Google fires employee for online stalking users

“We dismissed David Barksdale for breaking Google’s strict internal privacy policies,” said Bill Coughran, Google senior vice president of engineering, in a statement.

The employee in question was fired in July for illegally accessing data in several teenagers’ accounts, according to Gawker.

The site reliability engineer met four teens through a technology group. He accessed their Google Voice call logs, Gmail contact lists, and Google Chat transcripts. In one case, he allegedly unblocked himself from one teen’s GTalk buddy list when that teen tried to cut off contact, Gawker said.
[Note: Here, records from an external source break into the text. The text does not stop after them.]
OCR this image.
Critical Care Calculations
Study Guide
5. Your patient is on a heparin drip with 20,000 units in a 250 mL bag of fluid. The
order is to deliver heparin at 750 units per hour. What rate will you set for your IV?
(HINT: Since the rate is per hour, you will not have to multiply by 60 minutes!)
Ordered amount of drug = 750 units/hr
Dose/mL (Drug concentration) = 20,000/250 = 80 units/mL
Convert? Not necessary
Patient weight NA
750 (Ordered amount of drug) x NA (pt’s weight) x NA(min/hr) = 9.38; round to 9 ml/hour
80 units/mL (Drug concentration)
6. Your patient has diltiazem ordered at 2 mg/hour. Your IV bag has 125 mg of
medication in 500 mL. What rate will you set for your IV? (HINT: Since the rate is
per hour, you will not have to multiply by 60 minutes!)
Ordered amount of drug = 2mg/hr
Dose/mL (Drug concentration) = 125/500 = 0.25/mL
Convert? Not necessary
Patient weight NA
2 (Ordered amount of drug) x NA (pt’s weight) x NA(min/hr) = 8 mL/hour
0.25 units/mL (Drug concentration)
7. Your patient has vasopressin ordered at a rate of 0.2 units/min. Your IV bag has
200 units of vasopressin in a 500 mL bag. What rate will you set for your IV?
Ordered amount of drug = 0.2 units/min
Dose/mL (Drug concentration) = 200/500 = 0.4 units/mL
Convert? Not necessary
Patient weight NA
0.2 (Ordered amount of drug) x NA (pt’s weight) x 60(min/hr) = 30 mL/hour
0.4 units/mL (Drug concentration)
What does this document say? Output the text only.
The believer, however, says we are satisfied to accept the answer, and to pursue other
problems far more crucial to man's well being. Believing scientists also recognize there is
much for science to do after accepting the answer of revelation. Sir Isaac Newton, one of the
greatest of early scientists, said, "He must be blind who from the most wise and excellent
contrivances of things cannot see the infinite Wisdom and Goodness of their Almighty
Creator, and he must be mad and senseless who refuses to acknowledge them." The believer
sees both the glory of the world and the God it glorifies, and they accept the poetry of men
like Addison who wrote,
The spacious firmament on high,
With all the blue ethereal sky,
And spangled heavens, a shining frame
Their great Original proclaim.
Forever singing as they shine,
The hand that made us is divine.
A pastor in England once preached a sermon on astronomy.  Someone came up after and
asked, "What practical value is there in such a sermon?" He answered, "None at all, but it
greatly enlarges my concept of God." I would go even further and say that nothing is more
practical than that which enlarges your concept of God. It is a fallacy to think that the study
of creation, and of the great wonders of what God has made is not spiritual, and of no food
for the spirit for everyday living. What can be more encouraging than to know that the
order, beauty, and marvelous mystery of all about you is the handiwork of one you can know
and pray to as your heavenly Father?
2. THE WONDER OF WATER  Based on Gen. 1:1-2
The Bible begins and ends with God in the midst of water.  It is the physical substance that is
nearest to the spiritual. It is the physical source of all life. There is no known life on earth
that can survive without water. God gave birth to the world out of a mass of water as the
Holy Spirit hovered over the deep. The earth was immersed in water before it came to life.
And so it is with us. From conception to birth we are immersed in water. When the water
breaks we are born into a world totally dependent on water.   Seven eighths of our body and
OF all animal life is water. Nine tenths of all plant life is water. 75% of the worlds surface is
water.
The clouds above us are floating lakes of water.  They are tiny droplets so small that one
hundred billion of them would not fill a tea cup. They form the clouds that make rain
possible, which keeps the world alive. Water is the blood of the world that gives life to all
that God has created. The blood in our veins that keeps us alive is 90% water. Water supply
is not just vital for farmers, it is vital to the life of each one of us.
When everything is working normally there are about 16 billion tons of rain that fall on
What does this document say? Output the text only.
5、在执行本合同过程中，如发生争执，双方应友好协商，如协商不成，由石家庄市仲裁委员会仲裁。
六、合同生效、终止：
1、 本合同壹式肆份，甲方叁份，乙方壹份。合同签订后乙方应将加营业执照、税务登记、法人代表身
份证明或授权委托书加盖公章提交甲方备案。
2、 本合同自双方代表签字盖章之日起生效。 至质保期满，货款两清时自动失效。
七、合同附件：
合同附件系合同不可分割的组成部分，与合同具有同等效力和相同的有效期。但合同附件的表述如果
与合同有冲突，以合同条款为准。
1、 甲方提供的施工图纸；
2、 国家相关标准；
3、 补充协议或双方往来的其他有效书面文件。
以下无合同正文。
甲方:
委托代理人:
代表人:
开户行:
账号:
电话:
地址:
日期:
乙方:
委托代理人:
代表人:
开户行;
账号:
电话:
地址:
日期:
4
It’s unclear whether his snooping involved more people.

Concerned parents reported their children were being harassed to Google. The stalking apparently did not have a sexual component.

This kind of online stalking and snooping is a little frightening, considering the amount of personal information people post about themselves online and the gold mine of usage data Google is sitting on. In this case, Barksdale didn’t have to go far to ge the information. As a site reliability engineer, who handled technical problems across the site, it was part of his job to have constant access to mailboxes and other user accounts.

It’s a little like wondering if that helpful Amazon customer service agent you gave your credit card number is going to go on a shopping spree. It’s a matter of trust, and when malfeasants like Barksdale violates that trust, it makes it harder for users to use various online services again.

Could Google have prevented this from happening? The company said it constantly upgrades its security controls, and will take greater care auditing its logs to make sure the policy is being adhered to. Beyond that, there’s not much it can do, unless it decides to regularly psychologically evaluate all job applicants and employees. But last we checked, this isn’t the FBI.